(Pictured: Fiona Apple, 2005.)
In 2007, I began the tradition of putting my Christmas library on shuffle and writing about whatever pops up. This year, however, I am not listening to as much Christmas music as I have in the past. But I want to keep the tradition going, so here:
“Frosty the Snowman”/Fiona Apple. From a 2003 Sony Music compilation Christmas Calling, which features a number of Sony artists. Along with Apple, the album also includes Fuel, Tenacious D, Keb’ Mo’, Macy Gray, and others. Apple’s version of “Frosty the Snowman” is fine, I guess, although it’s not a song I need to hear all that much.

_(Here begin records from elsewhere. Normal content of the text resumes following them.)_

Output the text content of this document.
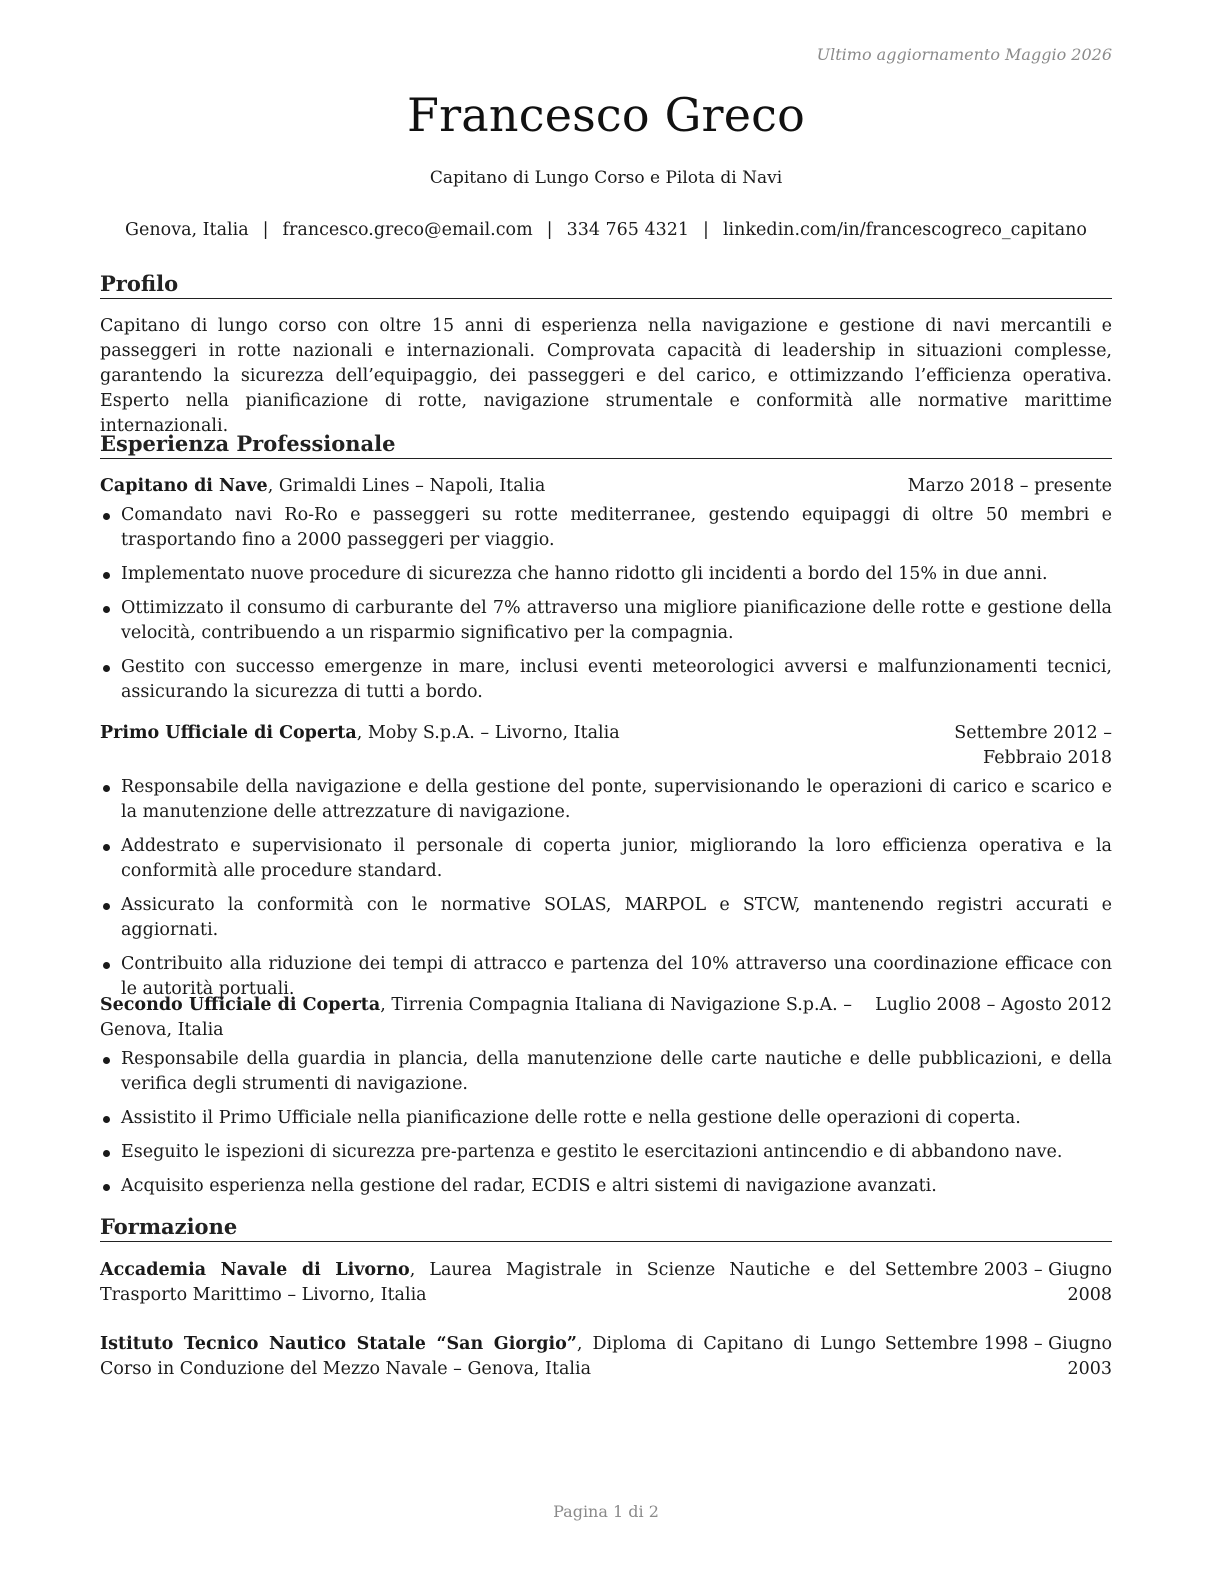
Ultimo aggiornamento Maggio 2026
Francesco Greco
Capitano di Lungo Corso e Pilota di Navi
Genova, Italia | francesco.greco@email.com | 334 765 4321 | linkedin.com/in/francescogreco_capitano
Profilo
Capitano di lungo corso con oltre 15 anni di esperienza nella navigazione e gestione di navi mercantili e passeggeri in rotte nazionali e internazionali. Comprovata capacità di leadership in situazioni complesse, garantendo la sicurezza dell’equipaggio, dei passeggeri e del carico, e ottimizzando l’efficienza operativa. Esperto nella pianificazione di rotte, navigazione strumentale e conformità alle normative marittime internazionali.
Esperienza Professionale
Capitano di Nave, Grimaldi Lines – Napoli, Italia	Marzo 2018 – presente
Comandato navi Ro-Ro e passeggeri su rotte mediterranee, gestendo equipaggi di oltre 50 membri e trasportando fino a 2000 passeggeri per viaggio.
Implementato nuove procedure di sicurezza che hanno ridotto gli incidenti a bordo del 15% in due anni.
Ottimizzato il consumo di carburante del 7% attraverso una migliore pianificazione delle rotte e gestione della velocità, contribuendo a un risparmio significativo per la compagnia.
Gestito con successo emergenze in mare, inclusi eventi meteorologici avversi e malfunzionamenti tecnici, assicurando la sicurezza di tutti a bordo.
Primo Ufficiale di Coperta, Moby S.p.A. – Livorno, Italia	Settembre 2012 – Febbraio 2018
Responsabile della navigazione e della gestione del ponte, supervisionando le operazioni di carico e scarico e la manutenzione delle attrezzature di navigazione.
Addestrato e supervisionato il personale di coperta junior, migliorando la loro efficienza operativa e la conformità alle procedure standard.
Assicurato la conformità con le normative SOLAS, MARPOL e STCW, mantenendo registri accurati e aggiornati.
Contribuito alla riduzione dei tempi di attracco e partenza del 10% attraverso una coordinazione efficace con le autorità portuali.
Secondo Ufficiale di Coperta, Tirrenia Compagnia Italiana di Navigazione S.p.A. – Genova, Italia
Luglio 2008 – Agosto 2012
Responsabile della guardia in plancia, della manutenzione delle carte nautiche e delle pubblicazioni, e della verifica degli strumenti di navigazione.
Assistito il Primo Ufficiale nella pianificazione delle rotte e nella gestione delle operazioni di coperta.
Eseguito le ispezioni di sicurezza pre-partenza e gestito le esercitazioni antincendio e di abbandono nave.
Acquisito esperienza nella gestione del radar, ECDIS e altri sistemi di navigazione avanzati.
Formazione
Accademia Navale di Livorno, Laurea Magistrale in Scienze Nautiche e del Trasporto Marittimo – Livorno, Italia
Settembre 2003 – Giugno 2008
Istituto Tecnico Nautico Statale “San Giorgio”, Diploma di Capitano di Lungo Corso in Conduzione del Mezzo Navale – Genova, Italia
Settembre 1998 – Giugno 2003
Pagina 1 di 2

“Let It Snow”/John Legend. Legend is one of 16 people to win an Emmy, Grammy, Oscar, and Tony, he’s recorded several Top-10 albums, he’s on The Voice, and he’s married to a supermodel. But apart from the #1 hit “All of Me,” he has but three other Hot 100 hits, one that peaked at #23 and two at #24. “Let It Snow” is the opening track on his 2006 EP Sounds of the Season.
“Have Yourself a Merry Little Christmas”/Judy Garland. This is the OG, from the 1944 movie Meet Me in St. Louis. Although the movie was set in 1903 and is about a family moving away from their home, “Have Yourself a Merry Little Christmas” was topical in 1944, after three years of the Second World War: “next year all our troubles will be out of sight,” and “until then we’ll have to muddle through somehow.” Singing it in the movie, Judy was acting the part of someone smiling through tears, but considering all we know about her life now, it’s likely she didn’t have to dig very far to access that emotion, even at age 22.
“The Christmas Song”/Bob Dylan
“Kitty Cats Christmas”/Leon Redbone
In 2009 at Pitchfork, Amanda Petrusich called Dylan’s Christmas in the Heart album “insane” and “surreal,” but also “a nice assortment of hymns and popular carols.” All of those things are true, but Leon Redbone got there first in 1989 with Christmas Island. “Kitty Cats Christmas” was added to the album for the 2003 reissue.
“Sleigh Ride”/Los Straitjackets. From a 2015 concert bootleg of a show with Nick Lowe, this is a cover of the Ventures’ version of “Sleigh Ride,” which incorporates the main guitar riff from “Walk Don’t Run.”
“Mr. Grinch”/Mojo Nixon and the Toadliquors. It is the official position of this website that “You’re a Mean One, Mr. Grinch” should never be covered by anybody, ever. It is so strongly identified with How the Grinch Stole Christmas—and with one particular scene in the show—that it does not translate outside of the show, no matter how hard an artist might try. Mojo Nixon isn’t trying, though. His album Horny Holidays exists mostly to blow raspberries at Christmas music, although it’s not entirely without its charms. “Mr. Grinch” is not one of them, however. There’s a music video for it, which is even more excruciating than the song alone.
“Mambo Santa Mambo”/Enchanters. The mambo craze of the 1950s produced some terrible records, although “Mambo Santa Mambo,” from 1957, is pretty good. (Also good: “We Want to See Santa Do the Mambo” by Big John Greer, from 1955.) This group of Enchanters was from Detroit and is not the same group of Enchanters fronted by Garnet Mimms, who famously hit with “Cry Baby” in 1963.
“Merry Christmas Baby”/Carole King and Friends. In 2011, King released A Holiday Carole, produced by her daughter, Louise Goffin. In December of that year, she played a show in the UK that was recorded for broadcast on the BBC. It included UK stars Richard Hawley, the Puppini Sisters, and the Mummers, as well as American singer Gregory Porter. “Merry Christmas Baby” was the show closer featuring the entire company. You can get the whole show here, if it’s something you think you need.
“Joy to the World”/Edison Concert Band. From a cylinder recorded in 1906 and released by the Edison National Phonograph Company, from a time when the name “Edison” would have been a mark of quality far more important than the names of individual musicians. I have a few Christmas cylinder recordings in my collection (digitally, not the cylinders themselves), and I always find them quite moving to listen to. That’s because “Joy to the World,” as familiar to us as it was to listeners 115 years ago, represents one of the many threads running through our holiday celebrations that go back not just generations, but decades and now, centuries.